Today is the feast day of the Annunciation, the religious holiday that celebrates the day that the angel Gabriel appears to Mary and hails her as the chosen one. She says yes to God's offer to be the mother of the Messiah.
You may be saying, "Wait, this isn't your theology blog." Very true--for a more traditional approach to this feast day, head on over to my theology blog to read this post.
Today, even though it's the first day of Quilt Camp, I'll head down the mountain to do a day of teaching. It makes sense in one way, but it's leaving me exhausted in other ways.

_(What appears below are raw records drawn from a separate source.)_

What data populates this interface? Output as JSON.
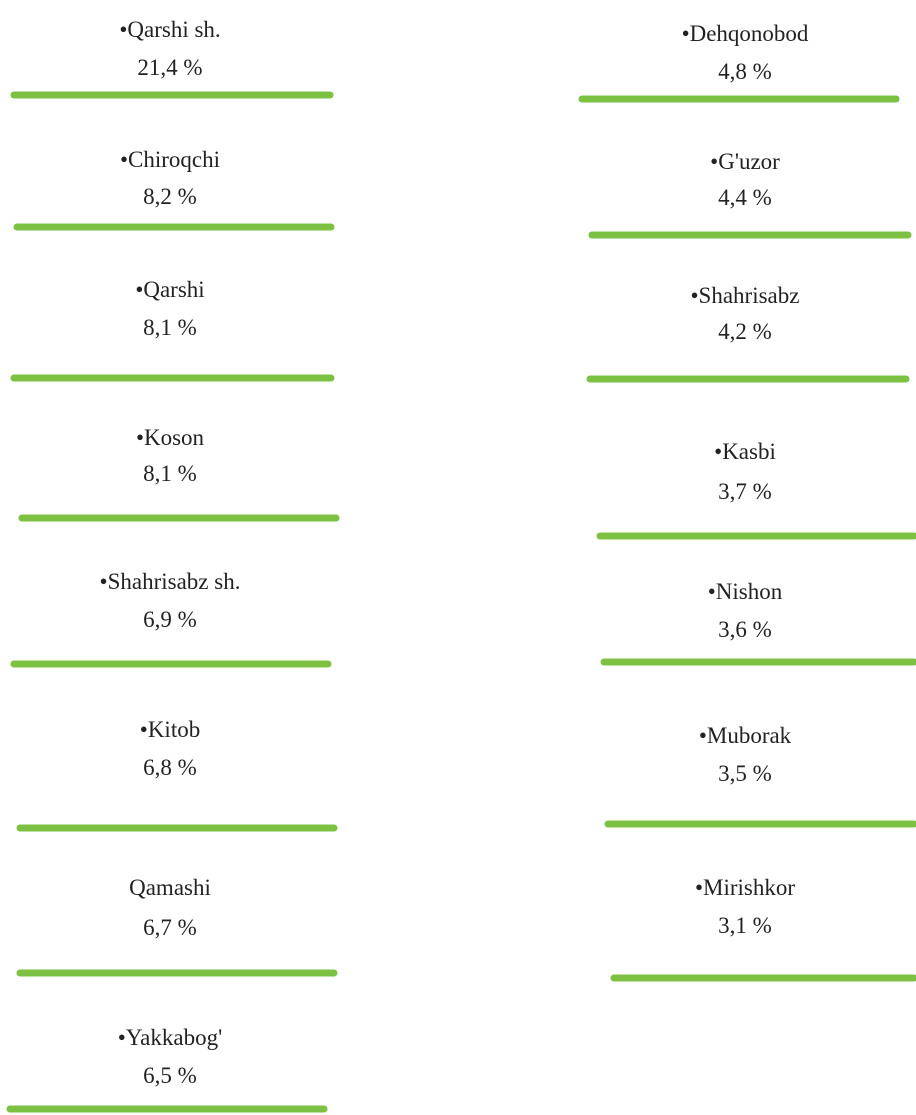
{
  "left": [
    {
      "name": "•Qarshi sh.",
      "value": "21,4 %"
    },
    {
      "name": "•Chiroqchi",
      "value": "8,2 %"
    },
    {
      "name": "•Qarshi",
      "value": "8,1 %"
    },
    {
      "name": "•Koson",
      "value": "8,1 %"
    },
    {
      "name": "•Shahrisabz sh.",
      "value": "6,9 %"
    },
    {
      "name": "•Kitob",
      "value": "6,8 %"
    },
    {
      "name": "Qamashi",
      "value": "6,7 %"
    },
    {
      "name": "•Yakkabog'",
      "value": "6,5 %"
    }
  ],
  "right": [
    {
      "name": "•Dehqonobod",
      "value": "4,8 %"
    },
    {
      "name": "•G'uzor",
      "value": "4,4 %"
    },
    {
      "name": "•Shahrisabz",
      "value": "4,2 %"
    },
    {
      "name": "•Kasbi",
      "value": "3,7 %"
    },
    {
      "name": "•Nishon",
      "value": "3,6 %"
    },
    {
      "name": "•Muborak",
      "value": "3,5 %"
    },
    {
      "name": "•Mirishkor",
      "value": "3,1 %"
    }
  ]
}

I've done this to myself. I knew that my March and April would be very crowded. All those self-help gurus talk about saying no to invitations, but I find it hard to say no to things I want to do. My March and April are crowded with things that bring me joy and delight.
Last night I spread out fabrics, but just felt a bit overwhelmed. I tried to remember that I always feel this way on the first night of Quilt Camp.
Let me record a few other things, while I'm trying to gather my scattered fragments of attention:
--Now that I've told my Candidacy Committee contacts at the Florida-Bahamas Synod, I can talk about it here: one week ago, I was offered a tenure track position at Spartanburg Methodist College, and I accepted. I am still floating on air. I am happy beyond belief at this promotion.
--This morning, I have a Zoom session with those contacts. I continue to hope that I can find a way to be bi-vocational. This particular tenure track job could make it easier to do just that. The Church needs more people who can work part-time.
--I keep wanting to create a poem out of these strands: Annunciation, teaching job promotion, Quilt Camp. O.K., subconscious brain, get weaving!